C’est cette analyse, appliquée à l’argent, qui dans une lettre fameuse à son ami Claude de Sachin, le conduit à ne pas voir de mal au prêt à intérêt, s’il est mesuré et productif, c’est à dire non pas destiné à une dépense superflue, mais à un investissement. L’argent est alors comme les terres et les marchandises, un moyen. Et on retrouve la même idée dans plusieurs commentaires bibliques. Son argument, c’est que l’argent n’est pas du tout magique ni diabolique : pas de superstition. Mais pas de cupidité : l’argent ne saurait pas devenir une idole non plus, c’est un instrument comme un autre. Et d’ailleurs il faut prêter sans intérêt à un frère dans le besoin.
Convoitise et superstition sont donc des passions à réduire sans cesse, même s’il appartient à notre malheureuse condition humaine de les éprouver et de les reconstituer sans cesse.

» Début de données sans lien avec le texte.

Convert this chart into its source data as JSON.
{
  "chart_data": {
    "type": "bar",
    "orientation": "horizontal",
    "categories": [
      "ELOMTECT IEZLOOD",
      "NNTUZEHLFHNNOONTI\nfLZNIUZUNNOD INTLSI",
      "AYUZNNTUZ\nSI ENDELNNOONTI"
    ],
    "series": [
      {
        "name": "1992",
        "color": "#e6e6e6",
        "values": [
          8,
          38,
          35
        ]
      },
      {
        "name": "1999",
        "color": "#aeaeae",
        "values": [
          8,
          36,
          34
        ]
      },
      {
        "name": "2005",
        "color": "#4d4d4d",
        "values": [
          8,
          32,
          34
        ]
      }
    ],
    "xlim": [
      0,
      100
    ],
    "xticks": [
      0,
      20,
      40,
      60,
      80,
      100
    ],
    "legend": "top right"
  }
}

Et il faudra former notre imagination à cette sobriété.
Mais ces deux passions ne sont peut-être que le dévoiement de deux autres passions humaines qui sont au contraire essentielles à reconnaître, à cesser de refouler au nom d’une honte qui serait une fausse conscience chrétienne, ou bien au nom d’une pseudo-indifférence stoïcienne qui nous prétend détachés du monde. Ce sont la joie et la tristesse. Quand on lit en détail les Psaumes, écrit-il, on y voit « un portrait au vif (…) de toutes les douleurs, tristesses, craintes, doutes espérances, sollicitudes, perplexités, voire jusques aux émotions confuses desquelles les esprits des hommes ont accoutumé d’être agités (…) ce que nous avons honte de déclarer devant les hommes ». Loin de cacher ces faiblesses, « le cœur (…) bien purgé de cette méchante infection d’hypocrisie », la lecture nous autorise pleinement la plainte et la louange. Au miroir des Ecritures, nous nous voyons tels que nous sommes, nous pouvons chanter tels que nous sommes, dépouiller la tristesse et la plainte de l’amertume de l’accusation et du ressentiment, et dépouiller la joie et la louange de la vanité des mérites.
D’où l’importance des Psaumes dans le travail sur soi et la reconnaissance, à tous les sens du terme, de nos passions les plus profondes. Comment interprétons-nous nos passions ? Quel usage en faisons-nous ? C’est ici le cœur de la sagesse dans la spiritualité calviniste, et sur la tranche des vieilles Bibles de famille, ce n’est pas un hasard si l’on verra d’abord salis les Evangiles et les Psaumes.
Je bénirai Dieu en tous temps
Sa louange sans cesse en ma bouche
En Dieu mon âme se loue
Qu’ils écoutent les humbles qu’ils jubilent !
Qui regarde vers lui resplendira
Sur son visage point de honte
Un pauvre a crié, Dieu écoute
De toutes ses angoisses il le sauve (Ps 34)
A voir ton ciel ouvrage de tes doigts
La lune et les étoiles que tu fixas
Qu’est donc le mortel, que tu en gardes mémoire
Le fils d’Adam, que u en prennes souci ? (Ps 8)
Olivier Abel
Publié dans , « A la découverte de Jean Calvin »
Lyon, Editions Olivétan, 2009, p. 45-59.